Highlights & Insights

  1. Production deployment driven: This is not a purely academic experiment but a complete system already deployed in production at a Malaysian lending institution, incorporating an MLOps framework and a Champion-Challenger continuous optimization mechanism.
  2. First Malaysian MSME bank statement dataset: Fills a data gap in MSME credit assessment for the region; planned open-source release to facilitate subsequent research.
  3. End-to-end workflow design: Fully automated pipeline from bank statement upload to credit score output, encompassing OCR, fraud detection, network analysis, feature engineering, and model training.
  4. Pragmatic modeling choices: Logistic regression is preferred over deep learning because interpretability is critical in financially regulated contexts; the WOE-IV framework is an industry standard in credit risk.
  5. Integrated credit scoring framework: The new cash flow model operates in parallel with existing bureau-based scorecards, applying a conservative merging strategy (assigning the higher risk rating) to expand credit coverage without compromising risk control.

Limitations & Future Work

  1. Limited sample size: Only 611 loan records from a single institution; representativeness is constrained.
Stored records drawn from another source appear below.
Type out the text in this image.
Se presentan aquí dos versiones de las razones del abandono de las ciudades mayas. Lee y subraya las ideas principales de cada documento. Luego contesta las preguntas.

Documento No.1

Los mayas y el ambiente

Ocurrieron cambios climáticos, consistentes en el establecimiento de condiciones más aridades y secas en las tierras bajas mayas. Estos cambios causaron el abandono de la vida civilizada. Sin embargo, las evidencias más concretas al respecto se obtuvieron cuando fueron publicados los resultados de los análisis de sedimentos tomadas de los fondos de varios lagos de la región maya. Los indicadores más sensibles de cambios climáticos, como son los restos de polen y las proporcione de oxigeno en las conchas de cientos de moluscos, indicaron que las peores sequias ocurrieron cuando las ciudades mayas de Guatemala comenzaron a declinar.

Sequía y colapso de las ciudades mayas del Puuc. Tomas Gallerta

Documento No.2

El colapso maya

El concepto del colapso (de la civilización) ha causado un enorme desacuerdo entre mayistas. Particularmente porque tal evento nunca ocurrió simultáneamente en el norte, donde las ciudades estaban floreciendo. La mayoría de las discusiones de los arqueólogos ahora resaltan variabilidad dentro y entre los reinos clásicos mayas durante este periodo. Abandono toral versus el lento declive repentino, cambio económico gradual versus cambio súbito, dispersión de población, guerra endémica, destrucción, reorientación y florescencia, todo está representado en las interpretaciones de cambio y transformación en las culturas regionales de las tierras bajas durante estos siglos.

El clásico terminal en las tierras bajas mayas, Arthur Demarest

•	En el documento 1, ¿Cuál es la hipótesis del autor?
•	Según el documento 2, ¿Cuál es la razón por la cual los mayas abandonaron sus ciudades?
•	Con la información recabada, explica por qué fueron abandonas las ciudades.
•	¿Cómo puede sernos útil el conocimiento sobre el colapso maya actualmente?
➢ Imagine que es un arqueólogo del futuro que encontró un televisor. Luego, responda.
Validation on larger datasets across multiple institutions is needed.
  2. Class imbalance: The 518:93 non-default-to-default ratio reflects the real-world distribution but poses challenges for minority-class prediction; oversampling or cost-sensitive learning could be explored.
  3. Absence of module-level evaluation: While overall credit scoring performance is assessed, independent evaluation of individual AI modules (OCR, fraud detection, etc.) is unavailable due to the use of proprietary methods.
  4. Single-region validation: Deployment is limited to one Malaysian institution; generalizability across regions and regulatory environments remains to be verified.
  5. Temporal robustness unvalidated: Longitudinal performance studies across economic cycles are absent; the stability of bank statement features under macroeconomic shifts is uncertain.
  6. Potential evolution toward multi-agent systems: Future work could formalize individual modules as autonomous agents, constructing a multi-agent credit scoring architecture.
  • Alternative data credit scoring: Precedents exist in mobile network data scoring in Africa and platform transaction data in Indian FinTech; this paper applies bank statements to the Malaysian MSME context.
  • LLM-driven agent systems: Okpala et al. (2025) and others demonstrate the potential of LLM agents in credit card approval and portfolio risk modeling.
  • Enduring value of the WOE-IV framework: Despite rapid advances in deep learning, WOE-IV remains widely adopted in credit risk for its interpretability and stability.
  • Implications for developing economies: Provides a replicable financial inclusion solution template for other emerging markets.

Rating

  • Novelty: ⭐⭐⭐ (The first Malaysian MSME bank statement dataset is valuable, but the methodology is relatively conventional.)
  • Experimental Thoroughness: ⭐⭐⭐ (Ablation study is clear, but sample size is small and models are simple.)
  • Writing Quality: ⭐⭐⭐⭐ (Systematic and comprehensive; the industrial deployment perspective is persuasive.)
  • Value: ⭐⭐⭐⭐ (High practical application value; open-sourcing the dataset will facilitate subsequent research.)